Amy Jordan, a renowned researcher at the University of Pennsylvania, was honored at last weekend's Alumni Achievement Awards. A 1983 Communication major, Dr. Jordan was honored with the Alumni Achievement in Communication at an award ceremony last Saturday (September 13). Dr. Jordan has authored or edited five books and dozens of peer-reviewed journals articles, won a number of prestigious awards, and was recently elected President-elect of the leading association of media scholars, the International Communication Association.
About 20 recent alums joined department faculty—including Dr. Nathanson, Dr. Sullivan, Dr. Taub, Dr. Jansen, Dr. Sullivan, Dr. Ranieri and Dr. Kahlenberg—for the department's Homecoming/Reunion Open House on Saturday. Thanks to everyone who made the trip through the rain to catch up!
LVAIC has received a planning grant of $25,000 from the Teagle Foundation for a 12-month project entitled “Hybrid Learning and the Residential Liberal Arts Experience” to create a plan to develop shared hybrid learning courses and expand faculty experience with and support of using technology in the classroom. Proposals to explore hybrid teaching were solicited from faculty cohorts representing more than one LVAIC institution. Among five proposals selected for funding, Media and Communication faculty are partnering on the following initiatives:
John Sullivan spearheaded a proposal with Jim Brancato at Cedar Crest College, titled Evaluation and Development of web conferencing, online project management, and collaboration tools to enhance existing courses in Media and Communication.
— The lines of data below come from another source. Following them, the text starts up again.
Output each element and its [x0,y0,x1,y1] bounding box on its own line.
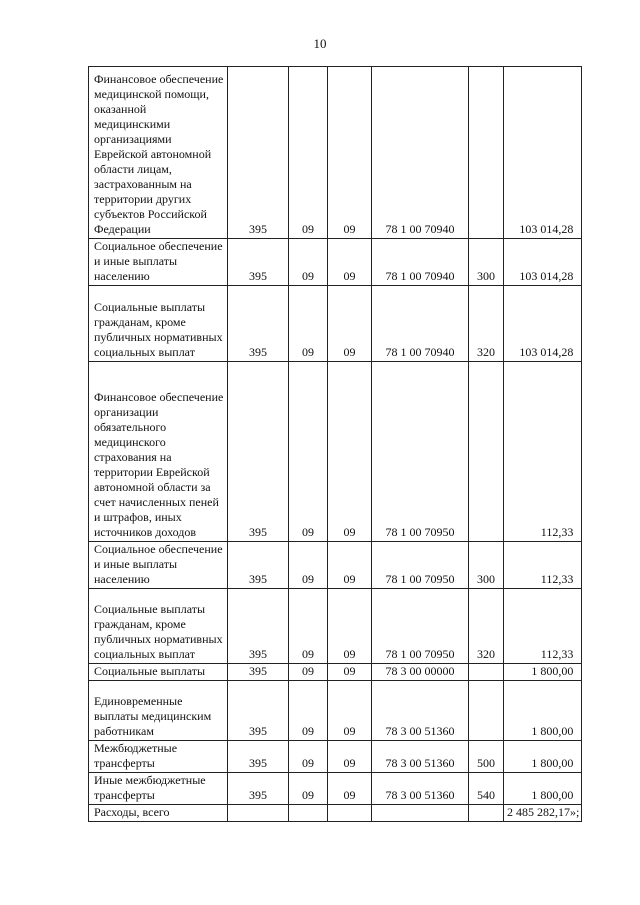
table-row [89,67,582,239]
row-amount: 1 800,00 [504,664,582,681]
row-expense-kind: 500 [469,741,504,773]
total-empty-cell [469,805,504,822]
row-name: Социальные выплаты гражданам, кроме публичных нормативных социальных выплат [89,286,228,362]
total-empty-cell [228,805,289,822]
row-subsection: 09 [328,239,372,286]
row-expense-kind: 320 [469,286,504,362]
row-target-article: 78 3 00 00000 [372,664,469,681]
row-section: 09 [289,741,328,773]
total-row [89,805,582,822]
row-section: 09 [289,773,328,805]
row-section: 09 [289,681,328,741]
table-row [89,589,582,664]
total-label: Расходы, всего [89,805,228,822]
table-row [89,681,582,741]
row-section: 09 [289,286,328,362]
row-subsection: 09 [328,542,372,589]
row-amount: 103 014,28 [504,286,582,362]
row-section: 09 [289,664,328,681]
row-target-article: 78 1 00 70950 [372,589,469,664]
row-subsection: 09 [328,589,372,664]
table-row [89,741,582,773]
row-name: Межбюджетные трансферты [89,741,228,773]
row-subsection: 09 [328,741,372,773]
table-row [89,542,582,589]
row-amount: 103 014,28 [504,67,582,239]
row-subsection: 09 [328,286,372,362]
table-row [89,773,582,805]
row-expense-kind [469,664,504,681]
row-expense-kind [469,67,504,239]
row-amount: 112,33 [504,362,582,542]
row-expense-kind [469,681,504,741]
row-admin-code: 395 [228,589,289,664]
row-section: 09 [289,67,328,239]
row-section: 09 [289,589,328,664]
row-name: Единовременные выплаты медицинским работникам [89,681,228,741]
row-name: Финансовое обеспечение организации обязательного медицинского страхования на территории Еврейской автономной области за счет начисленных пеней и штрафов, иных источников доходов [89,362,228,542]
row-target-article: 78 1 00 70940 [372,67,469,239]
row-target-article: 78 3 00 51360 [372,681,469,741]
row-expense-kind: 320 [469,589,504,664]
total-amount: 2 485 282,17»; [504,805,582,822]
row-expense-kind: 300 [469,542,504,589]
row-admin-code: 395 [228,773,289,805]
row-target-article: 78 1 00 70940 [372,239,469,286]
row-admin-code: 395 [228,286,289,362]
total-empty-cell [328,805,372,822]
row-expense-kind: 300 [469,239,504,286]
table-row [89,664,582,681]
total-empty-cell [372,805,469,822]
row-target-article: 78 3 00 51360 [372,773,469,805]
row-subsection: 09 [328,773,372,805]
row-expense-kind: 540 [469,773,504,805]
row-name: Социальные выплаты [89,664,228,681]
row-target-article: 78 3 00 51360 [372,741,469,773]
row-admin-code: 395 [228,362,289,542]
row-target-article: 78 1 00 70950 [372,542,469,589]
row-amount: 112,33 [504,542,582,589]
row-subsection: 09 [328,67,372,239]
row-subsection: 09 [328,681,372,741]
row-section: 09 [289,239,328,286]
table-row [89,239,582,286]
row-name: Социальные выплаты гражданам, кроме публичных нормативных социальных выплат [89,589,228,664]
total-empty-cell [289,805,328,822]
table-row [89,286,582,362]
row-name: Иные межбюджетные трансферты [89,773,228,805]
row-amount: 1 800,00 [504,773,582,805]
row-section: 09 [289,362,328,542]
row-target-article: 78 1 00 70950 [372,362,469,542]
row-amount: 112,33 [504,589,582,664]
row-section: 09 [289,542,328,589]
row-admin-code: 395 [228,681,289,741]
page-number: 10 [313,36,327,51]
row-amount: 1 800,00 [504,741,582,773]
row-admin-code: 395 [228,67,289,239]
row-admin-code: 395 [228,664,289,681]
row-target-article: 78 1 00 70940 [372,286,469,362]
row-name: Социальное обеспечение и иные выплаты населению [89,239,228,286]
table-row [89,362,582,542]
row-admin-code: 395 [228,239,289,286]
row-name: Финансовое обеспечение медицинской помощи, оказанной медицинскими организациями Еврейской автономной области лицам, застрахованным на территории других субъектов Российской Федерации [89,67,228,239]
expenditure-table [88,66,582,822]
row-name: Социальное обеспечение и иные выплаты населению [89,542,228,589]
row-subsection: 09 [328,362,372,542]
row-expense-kind [469,362,504,542]
row-admin-code: 395 [228,741,289,773]
row-amount: 103 014,28 [504,239,582,286]
row-admin-code: 395 [228,542,289,589]
row-amount: 1 800,00 [504,681,582,741]
row-subsection: 09 [328,664,372,681]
Lora Taub-Pervizpour contributed to a proposal with Lehigh professors Scott Garrigan and Thomas Hammond and Moravian faculty Joseph Shosh, titled, Development of resources for LVAIC faculty for online class collaboration.
Julie Kelly, a 2013 Media & Communication graduate, is conducting a crowd-funding campaign to purchase equipment for a documentary film program she is establishing at a Providence, RI, middle school. Kelly, in her second year with Teach for America, is seeking to purchase a laptop and microphone to support the new media program. Though her campaign is funded, any additional donations will help to defray the other costs that the program is sure to face.
Given the rising importance of the cloud for the future of networked computing, it is difficult to imagine a more propitious time to spark a critical discussion about its role in our society. A spate of recent events such as the Edward Snowden disclosures about NSA domestic electronic surveillance and the FCC’s reconsideration of net neutrality rules, among others, has directed public attention on the future of computing and the dangers of our reliance on an increasingly centralized corporate computing infrastructure. As more and more personal data are stored, shared, and transported via cloud-based services, the need to understand and critically evaluate these interconnected systems has become acute.
“State of the Art(s)”—conceived, shot and edited by HYPE teens—explores the state of arts education in Allentown public schools and raises awareness about the value of arts for individual learners and communities.
Dr. Amy Corbin, assistant professor of Media & Communication and Film Studies, published an article in Continuum: “Travelling through cinema space: the film spectator as tourist”. Here is
the article's abstract:
This paper develops the notion of cinema spectatorship as a travel experience. Drawing on well-known and lesser-known works on spectatorship theory and cinematic space, it argues that part of the pleasure of spectatorship is imagining one is inhabiting a virtual space, distinct from the real space of viewing. Cinematic space is thus fundamentally ‘other’ but it is a contained otherness that allows the spectator both the thrill of experiencing something distinct from one's norm and the comfort of protection from this difference. The dynamic of contained otherness is most akin to the travel experience of tourism. While these qualities are inherent in the medium of fictional moving images, film form also plays a role in accepting a touristic gaze or questioning it.
The department is proud to announce that Dr. John Sullivan has been promoted as full professor of Media & Communication. Dr. Sullivan’s promotion affirms his achievements as a dedicated teacher-scholar and highlights the many contributions he has made as a faculty member to the Muhlenberg community, and to the field. We look forward to welcoming Dr. Sullivan back from a yearlong sabbatical this coming fall. During sabbatical, Dr. Sullivan is working on a new book, Netmedia: The Rise of Online Cultural Industries.